Files from different systems use different line-ending conventions: Linux and macOS use `#a` (LF), while Windows uses `#d#a` (CRLF). Since you cannot predict which format an Internet file will use, you should write your grammar to accept both. The pattern `#d?#a` will match the end-of-line code in both Linux/macOS and Windows files.

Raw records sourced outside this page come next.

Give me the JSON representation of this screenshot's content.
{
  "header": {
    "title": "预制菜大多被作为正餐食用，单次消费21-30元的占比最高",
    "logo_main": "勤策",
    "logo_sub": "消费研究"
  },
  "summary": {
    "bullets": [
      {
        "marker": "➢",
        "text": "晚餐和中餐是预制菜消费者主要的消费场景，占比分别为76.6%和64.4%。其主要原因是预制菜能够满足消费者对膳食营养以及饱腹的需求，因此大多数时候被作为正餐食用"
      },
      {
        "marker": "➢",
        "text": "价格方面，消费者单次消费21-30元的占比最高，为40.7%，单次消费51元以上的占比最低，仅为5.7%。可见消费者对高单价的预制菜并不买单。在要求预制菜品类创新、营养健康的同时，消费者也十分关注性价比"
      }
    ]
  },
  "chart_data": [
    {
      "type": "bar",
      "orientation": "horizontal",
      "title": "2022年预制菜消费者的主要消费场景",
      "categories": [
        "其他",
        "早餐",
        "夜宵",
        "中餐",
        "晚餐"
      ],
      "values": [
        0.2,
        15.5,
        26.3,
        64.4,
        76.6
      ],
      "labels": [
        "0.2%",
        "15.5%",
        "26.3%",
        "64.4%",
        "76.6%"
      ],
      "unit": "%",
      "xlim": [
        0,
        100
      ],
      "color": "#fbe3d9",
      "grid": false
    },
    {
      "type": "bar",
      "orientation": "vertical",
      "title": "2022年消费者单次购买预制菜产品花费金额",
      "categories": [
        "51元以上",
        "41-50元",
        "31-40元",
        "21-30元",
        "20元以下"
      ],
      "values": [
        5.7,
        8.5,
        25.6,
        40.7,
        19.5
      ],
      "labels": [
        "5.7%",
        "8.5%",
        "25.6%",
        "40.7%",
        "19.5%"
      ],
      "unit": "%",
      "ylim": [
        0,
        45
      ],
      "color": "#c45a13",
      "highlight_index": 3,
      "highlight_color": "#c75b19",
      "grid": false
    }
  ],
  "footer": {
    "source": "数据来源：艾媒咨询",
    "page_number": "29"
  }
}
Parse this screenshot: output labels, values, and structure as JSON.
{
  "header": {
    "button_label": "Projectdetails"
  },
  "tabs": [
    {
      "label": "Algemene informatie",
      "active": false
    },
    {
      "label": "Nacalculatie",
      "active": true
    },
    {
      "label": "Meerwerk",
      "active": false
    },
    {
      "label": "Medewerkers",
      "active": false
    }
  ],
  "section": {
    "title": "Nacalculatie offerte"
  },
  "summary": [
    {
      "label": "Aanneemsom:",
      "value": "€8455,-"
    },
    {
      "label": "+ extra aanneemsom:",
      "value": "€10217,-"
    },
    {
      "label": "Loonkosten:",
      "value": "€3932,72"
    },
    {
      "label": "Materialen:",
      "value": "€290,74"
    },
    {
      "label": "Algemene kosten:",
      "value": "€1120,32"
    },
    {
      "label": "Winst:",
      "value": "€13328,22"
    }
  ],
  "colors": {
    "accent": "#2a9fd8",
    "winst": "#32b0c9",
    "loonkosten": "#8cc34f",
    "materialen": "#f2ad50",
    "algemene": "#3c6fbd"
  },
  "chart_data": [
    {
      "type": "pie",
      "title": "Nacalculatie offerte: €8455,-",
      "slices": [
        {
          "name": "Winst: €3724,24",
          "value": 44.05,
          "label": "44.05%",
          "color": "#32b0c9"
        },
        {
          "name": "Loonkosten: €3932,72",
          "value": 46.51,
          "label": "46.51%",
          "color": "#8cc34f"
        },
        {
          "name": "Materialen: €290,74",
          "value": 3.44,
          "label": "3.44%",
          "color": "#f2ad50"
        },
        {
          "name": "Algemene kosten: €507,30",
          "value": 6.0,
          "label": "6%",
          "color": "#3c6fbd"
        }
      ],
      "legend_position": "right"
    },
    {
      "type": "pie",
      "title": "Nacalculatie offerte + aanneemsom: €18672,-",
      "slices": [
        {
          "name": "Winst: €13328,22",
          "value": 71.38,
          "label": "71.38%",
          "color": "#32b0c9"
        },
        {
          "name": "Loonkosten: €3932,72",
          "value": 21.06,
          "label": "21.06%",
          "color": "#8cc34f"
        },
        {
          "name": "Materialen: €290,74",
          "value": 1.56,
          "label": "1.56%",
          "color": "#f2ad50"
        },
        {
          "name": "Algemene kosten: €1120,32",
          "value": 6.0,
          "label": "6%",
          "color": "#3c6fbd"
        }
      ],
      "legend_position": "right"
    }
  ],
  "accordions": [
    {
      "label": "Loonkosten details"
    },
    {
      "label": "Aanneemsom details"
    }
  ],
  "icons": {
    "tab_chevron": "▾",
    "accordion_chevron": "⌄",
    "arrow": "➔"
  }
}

Using this pattern is a way of being liberal in what you accept.

Files may also end with or without a final newline. To handle both cases, you can use the separator pattern with an optional trailing newline:

```
doc: line++newline, newline?.
```

- `line++newline` matches one or more lines with newlines as separators between them
- The final `newline?` makes a trailing newline optional

### Repetition operators:

| Operator | Meaning |
|----------|---------|
| `*` | zero or more |
| `+` | one or more |
| `?` | optional (zero or one) |
| `++` | one or more with separator (e.g., `item++comma`) |

### XML Output

For the moment you don't have to worry about treating multiple countries specially. That is, where the input country value is something like `"US, UK"`, it's okay if your XML says `<country>"US, UK"</country>`. We'll process that value further, later in this unit, using XSLT within XProc.

Invisible XML doesn't create pretty-printed output by default, but we can take care of that later. For now, you can open the output in oXygen to pretty-print and check your work.


## What to Submit

Submit only your ixml grammar. Do not submit the tagged XML that it creates; we'll run it ourselves to examine the output.